The main strength of our work lies in its objective: comparison of LVA
according to maps’ rhythm. In none of the exposed studies, mapping has
been carried out in both rhythms in the same patient. Our results show
that for a certain voltage threshold, LVA extension is greater in AF
maps than in SR maps. Indeed, for the 0.5mV threshold, the mean area in
AF maps was 41.3 ± 42.5 cm2whereas in SR maps was 11.7
± 17.9 cm2 (p<0.001). For the 0.3 mV
threshold, it was 15.6 ± 22.1 cm2 in AF maps and 6.2 ±
11.5 cm2 in SR maps (p<0.001). Another
finding in the same vein was that the percentage of points below both
thresholds was higher in AF maps than in SR maps. Likewise, the mean
voltage of AF maps was significantly lower than in SR maps (0.62 mV ±
0.27 mV in AF vs. 1.62 ± 0.7 mV in SR, p<0.001). Since
fibrosis is defined histologically and cannot be modified depending on
heart rhythm, these data support that acquisition mapping rhythm implies
a variation in the voltage recorded at each endocardial point. In fact,
as early as 2003, Ndrepepal23 group assessed mean
voltage in the left and the right atrium in SR and AF and observed that
the voltage was significantly reduced when mapping was in AF. In
addition, they observed that areas with the shortest AF length cycle had
a greater voltage difference between AF and SR, suggesting a possible
effect of rapid and disorganized depolarization on collected voltages.

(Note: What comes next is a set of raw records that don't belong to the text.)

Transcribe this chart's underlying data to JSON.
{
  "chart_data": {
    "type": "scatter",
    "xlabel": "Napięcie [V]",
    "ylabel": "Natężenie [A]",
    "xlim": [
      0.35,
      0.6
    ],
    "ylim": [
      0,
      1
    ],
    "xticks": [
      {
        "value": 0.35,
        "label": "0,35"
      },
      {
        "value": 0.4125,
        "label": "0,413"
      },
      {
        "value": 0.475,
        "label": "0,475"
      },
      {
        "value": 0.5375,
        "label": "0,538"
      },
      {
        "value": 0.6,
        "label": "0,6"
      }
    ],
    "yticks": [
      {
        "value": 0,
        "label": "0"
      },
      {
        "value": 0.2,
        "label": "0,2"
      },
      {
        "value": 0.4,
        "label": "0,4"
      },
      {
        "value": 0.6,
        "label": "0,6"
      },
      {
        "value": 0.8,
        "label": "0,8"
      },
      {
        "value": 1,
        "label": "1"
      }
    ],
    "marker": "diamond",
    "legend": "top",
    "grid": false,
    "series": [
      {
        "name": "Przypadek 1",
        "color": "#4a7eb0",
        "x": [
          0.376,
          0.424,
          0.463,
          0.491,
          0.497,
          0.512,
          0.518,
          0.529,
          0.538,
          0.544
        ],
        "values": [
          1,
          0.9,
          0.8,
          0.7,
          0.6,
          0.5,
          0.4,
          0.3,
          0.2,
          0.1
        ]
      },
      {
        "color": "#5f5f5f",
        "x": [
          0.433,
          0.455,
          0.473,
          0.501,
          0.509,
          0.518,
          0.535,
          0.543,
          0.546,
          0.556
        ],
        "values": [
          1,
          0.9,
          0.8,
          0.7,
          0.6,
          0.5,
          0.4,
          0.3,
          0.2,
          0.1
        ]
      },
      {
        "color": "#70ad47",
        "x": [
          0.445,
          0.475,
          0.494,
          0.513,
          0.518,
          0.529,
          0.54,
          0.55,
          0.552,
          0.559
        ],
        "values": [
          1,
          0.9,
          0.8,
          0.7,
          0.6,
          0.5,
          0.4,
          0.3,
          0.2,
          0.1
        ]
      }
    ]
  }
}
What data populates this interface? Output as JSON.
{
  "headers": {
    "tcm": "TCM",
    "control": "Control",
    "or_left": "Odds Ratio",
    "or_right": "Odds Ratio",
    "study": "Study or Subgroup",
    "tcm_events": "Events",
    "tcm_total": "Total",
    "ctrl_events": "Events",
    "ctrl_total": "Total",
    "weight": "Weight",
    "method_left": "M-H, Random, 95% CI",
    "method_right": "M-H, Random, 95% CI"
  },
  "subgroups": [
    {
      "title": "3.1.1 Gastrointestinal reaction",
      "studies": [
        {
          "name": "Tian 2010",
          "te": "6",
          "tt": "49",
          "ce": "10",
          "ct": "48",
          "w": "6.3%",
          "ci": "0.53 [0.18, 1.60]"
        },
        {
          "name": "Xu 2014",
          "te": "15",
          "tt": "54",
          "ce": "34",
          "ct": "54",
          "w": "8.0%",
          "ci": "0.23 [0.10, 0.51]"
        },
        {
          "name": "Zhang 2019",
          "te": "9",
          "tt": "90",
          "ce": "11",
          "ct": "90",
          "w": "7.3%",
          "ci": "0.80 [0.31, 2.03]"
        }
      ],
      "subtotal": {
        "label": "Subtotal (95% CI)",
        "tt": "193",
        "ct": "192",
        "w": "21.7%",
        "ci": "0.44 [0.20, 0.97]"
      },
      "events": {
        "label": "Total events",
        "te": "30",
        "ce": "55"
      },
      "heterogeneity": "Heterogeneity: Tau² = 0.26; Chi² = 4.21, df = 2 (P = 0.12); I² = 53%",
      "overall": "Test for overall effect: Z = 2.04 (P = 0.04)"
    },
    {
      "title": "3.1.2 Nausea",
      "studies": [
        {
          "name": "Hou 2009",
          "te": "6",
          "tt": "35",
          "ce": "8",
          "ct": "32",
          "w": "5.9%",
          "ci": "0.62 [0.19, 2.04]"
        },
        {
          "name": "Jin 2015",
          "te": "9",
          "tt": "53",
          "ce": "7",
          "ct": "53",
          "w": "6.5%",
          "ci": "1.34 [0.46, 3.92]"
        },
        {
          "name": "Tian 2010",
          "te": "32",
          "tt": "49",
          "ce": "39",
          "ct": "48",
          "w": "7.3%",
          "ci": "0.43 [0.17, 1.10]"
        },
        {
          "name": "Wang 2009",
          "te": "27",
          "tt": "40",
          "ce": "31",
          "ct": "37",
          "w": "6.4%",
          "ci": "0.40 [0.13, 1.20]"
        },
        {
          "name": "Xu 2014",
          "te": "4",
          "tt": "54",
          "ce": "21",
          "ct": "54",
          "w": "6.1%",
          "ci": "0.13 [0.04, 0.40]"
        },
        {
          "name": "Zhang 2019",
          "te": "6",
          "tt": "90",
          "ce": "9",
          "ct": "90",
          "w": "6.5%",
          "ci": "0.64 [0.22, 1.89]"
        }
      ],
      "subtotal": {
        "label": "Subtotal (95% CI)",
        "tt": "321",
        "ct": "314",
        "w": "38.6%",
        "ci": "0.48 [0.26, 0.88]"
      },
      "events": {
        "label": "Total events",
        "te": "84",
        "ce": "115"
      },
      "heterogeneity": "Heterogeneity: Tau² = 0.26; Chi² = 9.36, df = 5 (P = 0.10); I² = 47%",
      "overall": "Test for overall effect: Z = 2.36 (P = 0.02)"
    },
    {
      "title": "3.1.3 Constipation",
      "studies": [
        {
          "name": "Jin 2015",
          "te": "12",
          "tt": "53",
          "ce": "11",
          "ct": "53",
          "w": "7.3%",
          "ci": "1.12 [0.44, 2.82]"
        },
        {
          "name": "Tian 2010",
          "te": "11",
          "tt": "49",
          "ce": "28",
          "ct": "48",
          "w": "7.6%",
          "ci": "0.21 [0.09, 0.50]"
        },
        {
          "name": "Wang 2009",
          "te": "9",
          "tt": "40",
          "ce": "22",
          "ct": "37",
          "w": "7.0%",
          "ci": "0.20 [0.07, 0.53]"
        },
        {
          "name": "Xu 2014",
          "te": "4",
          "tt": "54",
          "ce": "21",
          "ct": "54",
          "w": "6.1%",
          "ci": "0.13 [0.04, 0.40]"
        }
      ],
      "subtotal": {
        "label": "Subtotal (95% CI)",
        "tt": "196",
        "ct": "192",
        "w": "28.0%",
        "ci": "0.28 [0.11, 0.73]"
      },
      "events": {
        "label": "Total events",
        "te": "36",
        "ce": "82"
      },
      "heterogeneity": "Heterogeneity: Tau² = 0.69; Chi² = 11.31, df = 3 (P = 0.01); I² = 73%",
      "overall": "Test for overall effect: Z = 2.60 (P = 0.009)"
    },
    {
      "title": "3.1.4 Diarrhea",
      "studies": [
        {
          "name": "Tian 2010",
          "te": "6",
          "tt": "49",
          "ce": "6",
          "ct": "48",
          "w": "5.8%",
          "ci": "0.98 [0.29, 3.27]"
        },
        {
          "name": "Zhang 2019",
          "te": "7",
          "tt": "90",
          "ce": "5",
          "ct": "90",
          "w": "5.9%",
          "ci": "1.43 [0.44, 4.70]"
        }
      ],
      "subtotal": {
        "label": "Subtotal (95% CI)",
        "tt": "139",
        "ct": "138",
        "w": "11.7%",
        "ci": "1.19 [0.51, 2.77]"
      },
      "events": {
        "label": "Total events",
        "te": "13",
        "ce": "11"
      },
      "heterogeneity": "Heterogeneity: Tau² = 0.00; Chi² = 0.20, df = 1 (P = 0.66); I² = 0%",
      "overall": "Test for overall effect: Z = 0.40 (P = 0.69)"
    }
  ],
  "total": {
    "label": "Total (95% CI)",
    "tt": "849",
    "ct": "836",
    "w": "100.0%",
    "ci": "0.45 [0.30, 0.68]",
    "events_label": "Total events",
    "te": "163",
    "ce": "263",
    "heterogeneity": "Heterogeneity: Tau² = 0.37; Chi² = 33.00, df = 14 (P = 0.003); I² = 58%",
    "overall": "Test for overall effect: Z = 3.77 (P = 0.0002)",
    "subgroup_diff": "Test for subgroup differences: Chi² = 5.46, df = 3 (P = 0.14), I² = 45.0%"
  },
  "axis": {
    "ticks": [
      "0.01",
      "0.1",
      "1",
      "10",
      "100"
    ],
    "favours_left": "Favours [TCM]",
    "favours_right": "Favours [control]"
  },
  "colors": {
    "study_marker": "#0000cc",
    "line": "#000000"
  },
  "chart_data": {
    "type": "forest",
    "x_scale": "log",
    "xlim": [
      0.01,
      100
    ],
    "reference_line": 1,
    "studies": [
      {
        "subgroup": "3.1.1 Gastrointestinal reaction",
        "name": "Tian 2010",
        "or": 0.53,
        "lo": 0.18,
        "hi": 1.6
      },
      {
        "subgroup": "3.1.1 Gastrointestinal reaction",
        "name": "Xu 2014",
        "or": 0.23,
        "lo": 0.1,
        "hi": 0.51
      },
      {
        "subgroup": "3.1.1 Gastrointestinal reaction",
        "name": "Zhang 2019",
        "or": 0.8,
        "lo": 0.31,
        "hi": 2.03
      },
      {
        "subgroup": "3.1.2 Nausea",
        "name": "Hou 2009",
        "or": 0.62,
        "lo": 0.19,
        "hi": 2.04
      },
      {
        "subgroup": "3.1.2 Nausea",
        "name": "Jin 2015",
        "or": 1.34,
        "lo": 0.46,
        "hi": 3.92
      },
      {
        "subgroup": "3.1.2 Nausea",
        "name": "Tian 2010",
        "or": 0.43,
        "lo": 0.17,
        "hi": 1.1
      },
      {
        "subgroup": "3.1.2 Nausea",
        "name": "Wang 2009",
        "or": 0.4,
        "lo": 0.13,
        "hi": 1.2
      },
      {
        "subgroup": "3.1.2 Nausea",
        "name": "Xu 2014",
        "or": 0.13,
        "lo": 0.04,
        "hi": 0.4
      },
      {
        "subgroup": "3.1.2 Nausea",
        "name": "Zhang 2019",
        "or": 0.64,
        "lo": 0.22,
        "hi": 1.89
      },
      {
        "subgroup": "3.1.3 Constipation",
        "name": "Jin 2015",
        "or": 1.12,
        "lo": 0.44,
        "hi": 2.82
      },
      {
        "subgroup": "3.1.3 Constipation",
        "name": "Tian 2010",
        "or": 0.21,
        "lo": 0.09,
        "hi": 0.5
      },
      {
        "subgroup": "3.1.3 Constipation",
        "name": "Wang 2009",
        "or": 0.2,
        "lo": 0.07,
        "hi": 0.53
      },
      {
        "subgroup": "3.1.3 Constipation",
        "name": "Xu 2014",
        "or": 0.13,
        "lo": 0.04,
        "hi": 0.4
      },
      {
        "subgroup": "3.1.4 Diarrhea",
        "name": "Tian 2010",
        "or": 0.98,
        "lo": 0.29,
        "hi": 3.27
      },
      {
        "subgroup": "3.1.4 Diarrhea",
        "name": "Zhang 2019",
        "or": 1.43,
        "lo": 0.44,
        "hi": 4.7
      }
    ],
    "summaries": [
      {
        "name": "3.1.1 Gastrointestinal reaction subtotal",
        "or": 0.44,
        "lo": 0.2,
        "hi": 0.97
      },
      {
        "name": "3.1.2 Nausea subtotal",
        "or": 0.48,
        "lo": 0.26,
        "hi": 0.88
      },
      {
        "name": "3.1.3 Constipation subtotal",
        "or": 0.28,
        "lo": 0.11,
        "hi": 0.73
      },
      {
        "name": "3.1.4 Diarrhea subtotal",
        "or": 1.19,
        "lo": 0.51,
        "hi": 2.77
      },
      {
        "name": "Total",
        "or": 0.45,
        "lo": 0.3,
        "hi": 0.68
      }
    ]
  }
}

More recently, a Spanish study24 ,carried out with a
very accurate methodology, goes further and compares voltages of
selected points in SR maps and in arrhythmia maps (in some cases AF and
in others atrial flutter). They established that a value of 0.5mV in SR
maps corresponds to 0.38mV in atrial flutter maps and to 0.31 mV in AF
maps. With these data and with those obtained in our work, we consider
that it is necessary to establish different voltage thresholds depending
on the rhythm in which mapping is performed. Furthermore, these
thresholds should be generalized to scientific studies that evaluate LVA
ablation impact. Also, parameters and tools for mapping should be
standardized so they could be properly compared and generalized to
clinical practice in case of favourable results.
Since LVA were less extensive in SR maps, we compared the SR LVA
location to the AF LVA location. The qualitative scale we used did not
allow comparison if there were not LVA areas in SR maps. We checked that
in most of patients, LVA in SR were present in maps in AF. From our
point of view, these data indicate that LVA in SR probably correspond to
fibrosis, but it does not allow us to determine if the 0.5mV threshold
supposes an overestimation of fibrosis zones in AF or an underestimation
of these areas in SR.
In respect of post-ablation clinical evolution, we must emphasize that
our data is only descriptive and exploratory for further investigations.
Despite the fact that statistical significance is not reached in either
of the two type of maps, if we consider LVA as a marker of fibrosis and
therefore as a possible factor influencing post-ablation outcomes, we
found, for the 0.5mV threshold, an almost significant relationship
between recurrences and absolute LVA percentage and LVA percentage
greater than 5% (p=0.06). This does not happen at all with data in SR,
whose results are far from significance. Although not clearly stated, it
is possible that if patient sample had been more numerous, extension of
LVA in AF would have been a factor clearly related to arrhythmic
recurrences in post-ablation follow-up.
LIMITATIONS
It stands out that this is a study with few patients, although its
sample number is similar to many previous publications that address
atrial EAM. Areas in AF and SR were both measured manually, that may
cause operator-dependent variations. However, intraclass correlation
coefficients show adequate inter-operator agreement. Because of this,
this factor influence seems to play a minor role. The study was not
designed and does not have a sufficient sample size to assess
evolutionary data, so obtained results are only exploratory.
CONCLUSION
Using the same voltage thresholds, LVA extension in AF is greater than
in SR for patients with persistent AF. Location of LVA in SR is present
in AF in most of the patients. These findings provide arguments for
defining a different atrial fibrosis threshold based on EAM rhythm.